Following an amicable and diplomatic self-introduction by Mayor Palmer DePaulis' representative in upcoming salary negotiations, the union boss representing the city's blue-collar workers rose from his seat.

"I'm your worst nightmare," growled Gordon Ottley to those at Tuesday's Salt Lake budget meeting, thus setting the tone for what will likely be a contentious collective bargaining season.Last year's salary talks, which ended without a pay raise for city employees, were punctuated by police officers demonstrating their frustration through a daylong sick-out and firefighters picketing a city picnic.

Unions in 1988 pledged not to go another year without pay raises. But this year city officials are expecting another austere budget. Already, finance officials predict a $2.5 million revenue-expenditure gap for next year.

Union bosses say, however, they aren't asking for a great deal.

"We're not asking the officers to be made wealthy," said David Greer, head of the Salt Lake Police Association, which represents officers who have not had a merit raise for three years. "We're just asking that we not keep losing ground."

Greer said he will be taking to the bargaining table a request for a modified benefit package that will have no fiscal impact on the city's general fund budget.

But officers' demand for 5 percent merit increases, the equivalent of the 2.5 percent raises Greer said should have been received the past two years, and the "reasonable request" for a 9.5 percent cost of living increase will have an effect.

Such a package would cost roughly $800,000 above the city's current police payroll, a huge chunk of the city's annual budget, roughly $80 million next year.

"I don't think the city can afford not to give us a raise this year," Greer said.

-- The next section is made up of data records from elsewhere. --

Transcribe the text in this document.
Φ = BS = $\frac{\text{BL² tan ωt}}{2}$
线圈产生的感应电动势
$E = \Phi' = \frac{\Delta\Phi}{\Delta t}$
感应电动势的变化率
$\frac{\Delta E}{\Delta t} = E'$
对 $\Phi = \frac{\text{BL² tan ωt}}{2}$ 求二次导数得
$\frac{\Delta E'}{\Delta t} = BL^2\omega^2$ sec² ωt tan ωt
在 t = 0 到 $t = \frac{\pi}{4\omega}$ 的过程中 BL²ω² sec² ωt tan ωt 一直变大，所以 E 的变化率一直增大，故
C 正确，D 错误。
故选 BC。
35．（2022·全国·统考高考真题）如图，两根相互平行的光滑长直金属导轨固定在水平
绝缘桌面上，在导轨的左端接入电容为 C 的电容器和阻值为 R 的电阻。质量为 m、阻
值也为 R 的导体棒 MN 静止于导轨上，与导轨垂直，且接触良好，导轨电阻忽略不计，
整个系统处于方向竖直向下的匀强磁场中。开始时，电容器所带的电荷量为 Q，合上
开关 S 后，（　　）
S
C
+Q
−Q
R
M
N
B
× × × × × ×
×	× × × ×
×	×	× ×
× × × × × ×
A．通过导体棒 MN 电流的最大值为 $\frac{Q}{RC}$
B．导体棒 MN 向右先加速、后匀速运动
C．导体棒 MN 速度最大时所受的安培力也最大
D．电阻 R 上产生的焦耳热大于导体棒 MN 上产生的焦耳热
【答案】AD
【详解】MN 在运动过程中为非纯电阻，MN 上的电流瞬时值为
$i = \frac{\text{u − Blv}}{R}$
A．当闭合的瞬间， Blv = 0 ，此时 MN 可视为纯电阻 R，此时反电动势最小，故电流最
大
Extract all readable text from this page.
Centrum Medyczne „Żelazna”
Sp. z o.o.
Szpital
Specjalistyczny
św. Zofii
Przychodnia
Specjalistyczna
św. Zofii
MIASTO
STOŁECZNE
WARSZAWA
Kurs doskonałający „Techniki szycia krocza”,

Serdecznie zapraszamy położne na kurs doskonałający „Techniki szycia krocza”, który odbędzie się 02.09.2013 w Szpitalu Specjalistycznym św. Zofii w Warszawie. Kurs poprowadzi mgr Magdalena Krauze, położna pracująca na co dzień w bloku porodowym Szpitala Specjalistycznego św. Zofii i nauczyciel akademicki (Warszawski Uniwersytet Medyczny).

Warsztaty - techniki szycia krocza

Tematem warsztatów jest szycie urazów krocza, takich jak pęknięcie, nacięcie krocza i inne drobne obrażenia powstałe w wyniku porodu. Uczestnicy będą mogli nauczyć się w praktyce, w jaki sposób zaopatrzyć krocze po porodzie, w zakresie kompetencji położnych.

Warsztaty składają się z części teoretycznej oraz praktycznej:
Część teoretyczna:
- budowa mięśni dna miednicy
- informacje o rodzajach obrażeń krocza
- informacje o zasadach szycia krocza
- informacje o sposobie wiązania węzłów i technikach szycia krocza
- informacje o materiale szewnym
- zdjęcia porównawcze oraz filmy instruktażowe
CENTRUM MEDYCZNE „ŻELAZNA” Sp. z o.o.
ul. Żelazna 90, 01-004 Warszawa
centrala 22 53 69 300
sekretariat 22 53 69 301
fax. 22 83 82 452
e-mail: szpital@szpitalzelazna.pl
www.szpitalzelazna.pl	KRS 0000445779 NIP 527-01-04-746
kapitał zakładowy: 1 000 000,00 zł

"The city has expected a great deal from these officers and given them nothing in return," he said, adding since 1980 the department has undergone a 15 percent decrease in manpower but an 18 percent increase in activity.

Firefighters are also looking for changes in salary structure, said Charlie Quick, head of the International Firefighters Association local 1645.

The firefighter's union will be proposing a shortening of the graduated salary increase scale so that union members will climb to the top of the pay scale in 10 years instead of 15, Quick said.

DePaulis has said he wants nothing more than to give city employees a raise, a philosophy he has passed on to John Geisler, who will be representing the city at the bargaining table.

"There's no question that the mayor is of a mind that there needs to be some kind of increase in pay for city employees," he said, adding that because of incomplete budget figures he is unable to tell how likely raises will be.

Recognizing the difficult fiscal condition the city finds itself in, however, Geisler said if pay raises can be given to employees, there may have to be some "concessions" on the part of employees.

One concession might be identifying "productivity improvements" in employee's performance that could bring about savings to pay for raises, Geisler said.

Any concessions will likely have to be artfully negotiated. Unions have said they won't take a short shrift from the mayor without DePaulis seeing "enormous pressure placed on him," Greer said.